If there is a copy of this song still in existence, the only person who could possibly have it would be Edwina. I suspect that that copy no longer exists. So, working purely from memory, it had an oddly upbeat tune and some excellent chord progressions and the lyrics went like this:
She's gone away, she won't come back,
and she probably thinks I don't care
I tried to write a song for her,
but it reduced me to despair
So I talk to my blank sheet of paper
And I don't know who to blame
How can I write a song for her
When nothing rhymes with her name?
It's months now since she went away
It's so long since I've seen her
I tried to write a song for her
But nothing rhymes with Edwina
It's not that I don't like her name
It's the best I've ever heard
But trying to find a rhyme for it
Is nothing short of absurd
So I sit with my blank sheet of paper
And I wonder how many times
I could have written a song for her
If I could find a word that rhymes
It's months now since she went away
I't so long since I've seen her
I tried to write a song for her
But nothing rhymes with Edwina
For the record, Edwina was a little bit moved and deeply, deeply amused by this. But, since I still lacked the courage to actually suggest going out some time, it all went nowhere. Over time, we gradually drifted apart ( I suspect she utterly disapproved of my increasingly lefty politics) and in the end Edwina married a very nice guy who was not much like me at all.
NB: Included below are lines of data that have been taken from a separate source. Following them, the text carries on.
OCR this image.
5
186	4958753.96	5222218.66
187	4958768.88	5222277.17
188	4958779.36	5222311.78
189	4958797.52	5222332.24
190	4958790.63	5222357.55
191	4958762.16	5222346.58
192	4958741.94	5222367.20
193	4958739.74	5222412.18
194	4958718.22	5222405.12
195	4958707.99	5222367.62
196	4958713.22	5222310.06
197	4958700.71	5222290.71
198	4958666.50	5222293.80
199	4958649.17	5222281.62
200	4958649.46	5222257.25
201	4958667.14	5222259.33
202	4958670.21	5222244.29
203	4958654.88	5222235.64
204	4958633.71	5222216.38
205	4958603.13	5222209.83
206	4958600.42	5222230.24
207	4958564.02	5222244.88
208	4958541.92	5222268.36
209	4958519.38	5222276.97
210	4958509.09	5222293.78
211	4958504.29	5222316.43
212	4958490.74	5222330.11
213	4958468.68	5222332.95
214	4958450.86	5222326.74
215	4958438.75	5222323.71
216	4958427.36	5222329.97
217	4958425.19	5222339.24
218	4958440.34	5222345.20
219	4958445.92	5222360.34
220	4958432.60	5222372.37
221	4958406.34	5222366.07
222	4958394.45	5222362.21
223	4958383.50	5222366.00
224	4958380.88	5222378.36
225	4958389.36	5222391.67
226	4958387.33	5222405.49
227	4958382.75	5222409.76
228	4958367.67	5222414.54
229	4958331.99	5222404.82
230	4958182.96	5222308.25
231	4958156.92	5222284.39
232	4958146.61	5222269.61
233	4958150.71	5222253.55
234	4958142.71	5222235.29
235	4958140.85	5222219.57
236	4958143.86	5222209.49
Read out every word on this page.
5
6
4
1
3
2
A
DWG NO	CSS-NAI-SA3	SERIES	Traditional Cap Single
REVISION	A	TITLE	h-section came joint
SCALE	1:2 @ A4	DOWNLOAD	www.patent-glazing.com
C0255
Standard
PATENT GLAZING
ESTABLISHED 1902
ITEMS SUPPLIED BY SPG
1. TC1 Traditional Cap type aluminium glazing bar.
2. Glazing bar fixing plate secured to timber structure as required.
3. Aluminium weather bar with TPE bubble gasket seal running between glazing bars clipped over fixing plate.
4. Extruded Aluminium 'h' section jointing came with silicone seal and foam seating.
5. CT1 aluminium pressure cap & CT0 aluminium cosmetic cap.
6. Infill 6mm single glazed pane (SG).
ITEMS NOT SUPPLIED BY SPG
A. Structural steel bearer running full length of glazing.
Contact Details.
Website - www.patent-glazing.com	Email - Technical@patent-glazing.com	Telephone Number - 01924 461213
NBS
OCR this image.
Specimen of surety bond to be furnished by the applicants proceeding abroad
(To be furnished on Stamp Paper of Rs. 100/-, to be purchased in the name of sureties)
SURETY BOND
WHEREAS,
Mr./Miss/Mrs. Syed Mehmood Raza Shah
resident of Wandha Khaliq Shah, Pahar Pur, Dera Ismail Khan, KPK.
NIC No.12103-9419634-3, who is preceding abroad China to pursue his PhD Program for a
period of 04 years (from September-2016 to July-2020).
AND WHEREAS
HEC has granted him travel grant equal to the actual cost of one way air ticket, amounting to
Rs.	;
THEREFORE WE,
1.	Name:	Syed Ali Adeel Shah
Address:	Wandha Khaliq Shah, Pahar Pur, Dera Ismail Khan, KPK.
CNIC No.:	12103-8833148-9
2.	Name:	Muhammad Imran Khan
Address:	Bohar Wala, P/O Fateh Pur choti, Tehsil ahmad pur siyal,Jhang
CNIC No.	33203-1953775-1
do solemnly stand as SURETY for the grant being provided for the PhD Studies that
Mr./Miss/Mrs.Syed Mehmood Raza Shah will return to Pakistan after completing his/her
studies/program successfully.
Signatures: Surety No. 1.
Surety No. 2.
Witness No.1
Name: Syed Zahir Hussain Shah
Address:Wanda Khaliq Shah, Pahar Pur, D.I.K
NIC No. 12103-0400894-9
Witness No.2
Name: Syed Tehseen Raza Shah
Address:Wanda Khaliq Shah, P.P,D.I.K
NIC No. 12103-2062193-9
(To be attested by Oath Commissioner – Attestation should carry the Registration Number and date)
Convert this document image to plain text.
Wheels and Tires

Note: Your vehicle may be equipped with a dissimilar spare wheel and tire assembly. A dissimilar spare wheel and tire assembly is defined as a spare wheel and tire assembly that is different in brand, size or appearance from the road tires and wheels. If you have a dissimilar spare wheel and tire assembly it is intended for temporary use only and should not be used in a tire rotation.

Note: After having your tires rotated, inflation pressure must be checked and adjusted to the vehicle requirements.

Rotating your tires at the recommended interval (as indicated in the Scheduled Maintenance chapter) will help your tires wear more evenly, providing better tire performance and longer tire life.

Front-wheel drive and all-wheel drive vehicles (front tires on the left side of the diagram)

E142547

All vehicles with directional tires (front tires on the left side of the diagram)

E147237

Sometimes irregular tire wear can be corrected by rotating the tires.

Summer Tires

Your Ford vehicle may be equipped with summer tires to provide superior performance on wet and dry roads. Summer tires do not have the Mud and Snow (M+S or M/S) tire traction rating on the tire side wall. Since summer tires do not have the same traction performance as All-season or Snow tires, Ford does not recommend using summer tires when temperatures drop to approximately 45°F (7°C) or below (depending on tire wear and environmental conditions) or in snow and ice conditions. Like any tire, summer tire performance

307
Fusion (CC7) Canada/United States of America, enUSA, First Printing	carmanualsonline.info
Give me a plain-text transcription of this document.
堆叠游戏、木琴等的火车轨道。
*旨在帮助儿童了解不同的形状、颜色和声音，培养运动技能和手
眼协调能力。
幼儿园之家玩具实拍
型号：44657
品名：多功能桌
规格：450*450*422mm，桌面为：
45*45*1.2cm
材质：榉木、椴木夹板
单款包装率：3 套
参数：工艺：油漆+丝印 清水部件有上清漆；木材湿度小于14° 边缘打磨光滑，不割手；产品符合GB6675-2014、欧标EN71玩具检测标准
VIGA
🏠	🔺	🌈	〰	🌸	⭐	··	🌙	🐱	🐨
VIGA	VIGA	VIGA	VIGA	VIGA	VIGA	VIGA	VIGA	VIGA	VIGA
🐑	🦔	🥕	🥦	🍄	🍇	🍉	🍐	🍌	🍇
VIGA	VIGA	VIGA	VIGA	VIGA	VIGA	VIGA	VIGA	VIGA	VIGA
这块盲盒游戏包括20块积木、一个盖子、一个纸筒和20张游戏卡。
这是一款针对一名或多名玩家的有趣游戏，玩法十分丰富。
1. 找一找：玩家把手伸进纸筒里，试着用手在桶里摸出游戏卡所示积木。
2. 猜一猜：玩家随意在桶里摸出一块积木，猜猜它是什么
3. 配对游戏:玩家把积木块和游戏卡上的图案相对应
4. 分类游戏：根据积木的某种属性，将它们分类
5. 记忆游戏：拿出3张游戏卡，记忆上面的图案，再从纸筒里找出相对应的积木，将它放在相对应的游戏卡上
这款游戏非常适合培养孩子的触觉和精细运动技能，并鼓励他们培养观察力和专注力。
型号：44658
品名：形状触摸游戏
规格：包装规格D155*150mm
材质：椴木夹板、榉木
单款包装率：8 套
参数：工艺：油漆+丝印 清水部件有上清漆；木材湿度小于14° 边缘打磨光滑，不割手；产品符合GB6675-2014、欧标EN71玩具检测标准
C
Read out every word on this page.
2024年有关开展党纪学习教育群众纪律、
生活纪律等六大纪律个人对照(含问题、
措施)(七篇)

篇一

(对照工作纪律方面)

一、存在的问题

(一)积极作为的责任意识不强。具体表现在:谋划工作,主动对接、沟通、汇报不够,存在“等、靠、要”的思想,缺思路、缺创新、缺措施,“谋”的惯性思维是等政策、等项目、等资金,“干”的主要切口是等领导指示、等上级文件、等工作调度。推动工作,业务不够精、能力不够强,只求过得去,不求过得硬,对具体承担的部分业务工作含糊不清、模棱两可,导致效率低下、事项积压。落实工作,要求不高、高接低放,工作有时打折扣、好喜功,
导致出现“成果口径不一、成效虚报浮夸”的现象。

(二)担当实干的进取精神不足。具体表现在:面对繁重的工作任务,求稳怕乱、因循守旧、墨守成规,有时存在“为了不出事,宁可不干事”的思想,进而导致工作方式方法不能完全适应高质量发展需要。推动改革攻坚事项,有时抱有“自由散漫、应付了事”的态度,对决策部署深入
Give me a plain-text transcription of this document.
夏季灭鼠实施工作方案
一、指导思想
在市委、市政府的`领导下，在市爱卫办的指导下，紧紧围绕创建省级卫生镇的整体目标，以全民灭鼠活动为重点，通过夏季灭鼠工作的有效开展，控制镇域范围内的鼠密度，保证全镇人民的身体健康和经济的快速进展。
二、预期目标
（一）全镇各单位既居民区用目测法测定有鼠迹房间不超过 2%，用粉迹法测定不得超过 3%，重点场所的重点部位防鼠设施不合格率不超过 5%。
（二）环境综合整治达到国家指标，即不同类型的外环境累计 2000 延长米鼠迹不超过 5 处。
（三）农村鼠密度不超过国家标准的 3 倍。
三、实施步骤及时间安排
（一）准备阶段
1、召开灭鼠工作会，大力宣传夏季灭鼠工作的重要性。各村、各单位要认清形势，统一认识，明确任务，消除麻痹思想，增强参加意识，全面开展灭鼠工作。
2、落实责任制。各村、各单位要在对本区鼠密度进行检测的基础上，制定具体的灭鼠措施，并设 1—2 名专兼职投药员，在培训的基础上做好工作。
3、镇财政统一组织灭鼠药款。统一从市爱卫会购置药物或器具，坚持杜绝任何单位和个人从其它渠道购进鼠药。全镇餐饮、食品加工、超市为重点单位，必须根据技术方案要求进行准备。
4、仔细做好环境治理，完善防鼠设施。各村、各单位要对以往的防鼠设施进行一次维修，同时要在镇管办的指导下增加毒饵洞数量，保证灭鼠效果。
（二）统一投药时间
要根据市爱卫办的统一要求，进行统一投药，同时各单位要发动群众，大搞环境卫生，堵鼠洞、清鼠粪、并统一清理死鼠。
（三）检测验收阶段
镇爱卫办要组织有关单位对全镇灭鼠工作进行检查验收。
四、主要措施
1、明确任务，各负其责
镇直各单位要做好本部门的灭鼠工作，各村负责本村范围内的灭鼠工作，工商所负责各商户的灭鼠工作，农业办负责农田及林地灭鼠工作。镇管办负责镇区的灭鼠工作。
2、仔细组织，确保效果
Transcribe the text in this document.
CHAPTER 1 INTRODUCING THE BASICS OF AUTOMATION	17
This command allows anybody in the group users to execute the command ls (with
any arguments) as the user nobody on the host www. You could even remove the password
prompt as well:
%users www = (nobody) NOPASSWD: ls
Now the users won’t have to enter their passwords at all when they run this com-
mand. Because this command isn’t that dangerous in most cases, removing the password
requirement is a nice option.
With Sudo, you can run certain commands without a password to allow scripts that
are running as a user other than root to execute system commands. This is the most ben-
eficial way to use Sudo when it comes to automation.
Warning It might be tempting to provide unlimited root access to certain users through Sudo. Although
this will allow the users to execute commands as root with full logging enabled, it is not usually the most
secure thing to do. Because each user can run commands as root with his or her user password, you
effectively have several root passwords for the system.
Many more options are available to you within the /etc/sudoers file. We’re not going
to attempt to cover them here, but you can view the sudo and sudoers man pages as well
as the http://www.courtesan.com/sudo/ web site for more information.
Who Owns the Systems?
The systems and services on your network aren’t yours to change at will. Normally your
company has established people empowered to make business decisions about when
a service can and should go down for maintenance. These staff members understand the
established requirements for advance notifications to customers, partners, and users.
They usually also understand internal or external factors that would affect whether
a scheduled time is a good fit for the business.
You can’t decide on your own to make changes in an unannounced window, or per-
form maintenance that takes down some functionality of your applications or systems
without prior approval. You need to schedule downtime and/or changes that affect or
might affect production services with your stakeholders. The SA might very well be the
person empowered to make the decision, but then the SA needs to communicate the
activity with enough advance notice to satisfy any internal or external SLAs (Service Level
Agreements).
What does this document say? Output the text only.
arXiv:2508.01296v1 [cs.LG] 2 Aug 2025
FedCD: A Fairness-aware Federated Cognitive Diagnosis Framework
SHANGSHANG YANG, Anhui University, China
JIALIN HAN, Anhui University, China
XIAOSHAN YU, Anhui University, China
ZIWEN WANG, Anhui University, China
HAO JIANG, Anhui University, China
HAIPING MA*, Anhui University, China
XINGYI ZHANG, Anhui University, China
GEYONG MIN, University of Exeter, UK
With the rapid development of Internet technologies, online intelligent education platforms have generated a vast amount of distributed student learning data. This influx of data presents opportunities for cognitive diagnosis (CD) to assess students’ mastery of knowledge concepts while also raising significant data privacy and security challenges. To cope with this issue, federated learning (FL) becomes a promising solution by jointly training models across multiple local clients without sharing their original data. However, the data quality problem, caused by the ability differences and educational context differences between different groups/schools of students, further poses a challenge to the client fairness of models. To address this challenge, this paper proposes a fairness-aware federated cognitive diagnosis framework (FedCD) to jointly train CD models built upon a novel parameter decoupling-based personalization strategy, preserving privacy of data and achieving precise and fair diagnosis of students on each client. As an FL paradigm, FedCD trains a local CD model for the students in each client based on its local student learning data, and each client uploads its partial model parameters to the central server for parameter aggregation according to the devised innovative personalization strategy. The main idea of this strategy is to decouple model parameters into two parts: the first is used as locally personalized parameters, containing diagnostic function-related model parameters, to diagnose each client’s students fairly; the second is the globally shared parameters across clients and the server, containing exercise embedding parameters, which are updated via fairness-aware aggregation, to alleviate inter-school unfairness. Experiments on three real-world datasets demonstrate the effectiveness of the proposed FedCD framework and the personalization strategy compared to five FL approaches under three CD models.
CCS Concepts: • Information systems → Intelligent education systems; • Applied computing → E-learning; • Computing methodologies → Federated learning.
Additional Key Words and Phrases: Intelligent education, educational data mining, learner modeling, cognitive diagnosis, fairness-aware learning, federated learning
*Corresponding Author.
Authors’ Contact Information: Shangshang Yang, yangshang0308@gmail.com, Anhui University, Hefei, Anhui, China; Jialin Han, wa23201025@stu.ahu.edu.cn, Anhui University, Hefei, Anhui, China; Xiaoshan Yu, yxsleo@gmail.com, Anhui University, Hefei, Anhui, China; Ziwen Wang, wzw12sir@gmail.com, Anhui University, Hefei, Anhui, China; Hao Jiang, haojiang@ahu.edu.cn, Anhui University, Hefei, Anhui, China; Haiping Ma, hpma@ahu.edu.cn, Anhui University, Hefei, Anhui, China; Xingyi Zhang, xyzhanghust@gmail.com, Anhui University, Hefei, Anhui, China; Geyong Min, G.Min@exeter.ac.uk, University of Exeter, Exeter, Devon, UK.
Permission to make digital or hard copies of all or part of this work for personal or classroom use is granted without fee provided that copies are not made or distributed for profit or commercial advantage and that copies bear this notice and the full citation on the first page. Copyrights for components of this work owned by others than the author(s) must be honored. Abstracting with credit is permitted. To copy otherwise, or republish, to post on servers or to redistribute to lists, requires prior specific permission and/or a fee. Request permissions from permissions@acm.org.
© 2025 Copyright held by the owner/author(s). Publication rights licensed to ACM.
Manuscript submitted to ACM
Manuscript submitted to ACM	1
Whether her husband ever wrote her any songs is unknown, but if he did they were probably better than that one.
I, on the other hand, spent several years considering whether I should just join a monastry. Of course, it all ended happily when I met and married my true soulmate, whom I still love to distraction.
I don't know where Edwina is now or what she is doing. I just hope that she is happy, and, more importantly, that she spends no time whatsoever googling her own name.